Postdoctoral Fellow Ohio State Univ., United States
Disclosure(s):
Leone Hopkins, DVM: No financial relationships to disclose
Introduction/Rationale: IL22 is a type III cytokine produced by innate and adaptive lymphocytes that is essential for maintaining tissue homeostasis and establishing a defense against extracellular pathogens. Dysregulation of IL22 contributes to the development of immune-mediated diseases such as psoriasis.

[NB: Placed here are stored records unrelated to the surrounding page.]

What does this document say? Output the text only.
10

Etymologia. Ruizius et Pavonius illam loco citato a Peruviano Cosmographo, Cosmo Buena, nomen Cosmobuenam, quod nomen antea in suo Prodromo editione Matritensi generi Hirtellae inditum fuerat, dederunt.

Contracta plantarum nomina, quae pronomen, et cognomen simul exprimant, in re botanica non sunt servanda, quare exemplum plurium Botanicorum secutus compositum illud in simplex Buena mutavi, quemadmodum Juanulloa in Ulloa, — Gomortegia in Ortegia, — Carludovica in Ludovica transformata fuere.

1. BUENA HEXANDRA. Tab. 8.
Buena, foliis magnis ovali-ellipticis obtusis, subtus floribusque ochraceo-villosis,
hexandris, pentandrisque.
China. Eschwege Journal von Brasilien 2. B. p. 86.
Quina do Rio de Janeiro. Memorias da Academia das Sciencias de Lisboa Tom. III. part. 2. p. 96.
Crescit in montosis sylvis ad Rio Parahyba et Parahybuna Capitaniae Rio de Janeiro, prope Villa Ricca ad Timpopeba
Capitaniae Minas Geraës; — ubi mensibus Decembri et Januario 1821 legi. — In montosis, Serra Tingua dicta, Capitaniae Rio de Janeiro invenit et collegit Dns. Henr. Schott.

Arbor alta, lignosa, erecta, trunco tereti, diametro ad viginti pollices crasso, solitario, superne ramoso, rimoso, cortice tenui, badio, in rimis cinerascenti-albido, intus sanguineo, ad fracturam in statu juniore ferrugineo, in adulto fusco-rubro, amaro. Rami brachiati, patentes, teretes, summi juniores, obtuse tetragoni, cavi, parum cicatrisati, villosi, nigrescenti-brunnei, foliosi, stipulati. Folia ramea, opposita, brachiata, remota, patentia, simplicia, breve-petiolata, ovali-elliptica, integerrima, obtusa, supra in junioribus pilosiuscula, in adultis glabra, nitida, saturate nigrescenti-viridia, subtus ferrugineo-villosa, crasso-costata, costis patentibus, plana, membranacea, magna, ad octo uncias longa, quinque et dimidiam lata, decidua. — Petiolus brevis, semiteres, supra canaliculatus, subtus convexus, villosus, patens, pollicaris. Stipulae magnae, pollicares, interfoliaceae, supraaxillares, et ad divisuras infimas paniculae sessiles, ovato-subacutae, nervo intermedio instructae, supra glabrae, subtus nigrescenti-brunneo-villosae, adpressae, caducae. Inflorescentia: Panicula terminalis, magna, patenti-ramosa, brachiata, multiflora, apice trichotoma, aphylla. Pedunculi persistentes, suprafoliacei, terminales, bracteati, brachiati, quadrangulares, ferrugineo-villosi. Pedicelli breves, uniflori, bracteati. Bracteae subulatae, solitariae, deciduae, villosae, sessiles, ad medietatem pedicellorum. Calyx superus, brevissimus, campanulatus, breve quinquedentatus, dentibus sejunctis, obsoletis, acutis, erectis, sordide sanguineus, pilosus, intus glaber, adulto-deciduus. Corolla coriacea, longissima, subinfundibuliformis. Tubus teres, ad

Methods: We identified two conserved enhancer elements (E22-1 and E22-2) for Il22 by a CRISPR interference (CRISPRi) screen. We additionally identified a superenhancer for Il22 (SE22) using H2K27ac chromatin immunoprecipitation sequencing (ChIP-Seq) of human tonsillar ILC3s, which is also conserved in mouse.
Results: Knockout mice for SE22 or E22-1 resulted in partial loss of IL-22 expression in ILC3s as well as αβ T, iNKT, and γδ T cells. In contrast, deletion of E22-2 impaired IL-22 expression only in ILC3s. We demonstrate that the enhancer elements are bound by the RUNX family and RORC transcription factors in a site dependent manner resulting in cell type specific control of IL22 expression in ILC3s by E22-2. We further demonstrate that the partial loss of IL22 in each of the knockout strains protects from development of imiquimod induced psoriasis through a decrease in Il22 but not Il17a or Il17f.
Conclusion: Further characterization of cis-regulatory elements of Il22 may provide key targets for epigenetic therapy to treat autoimmune disease.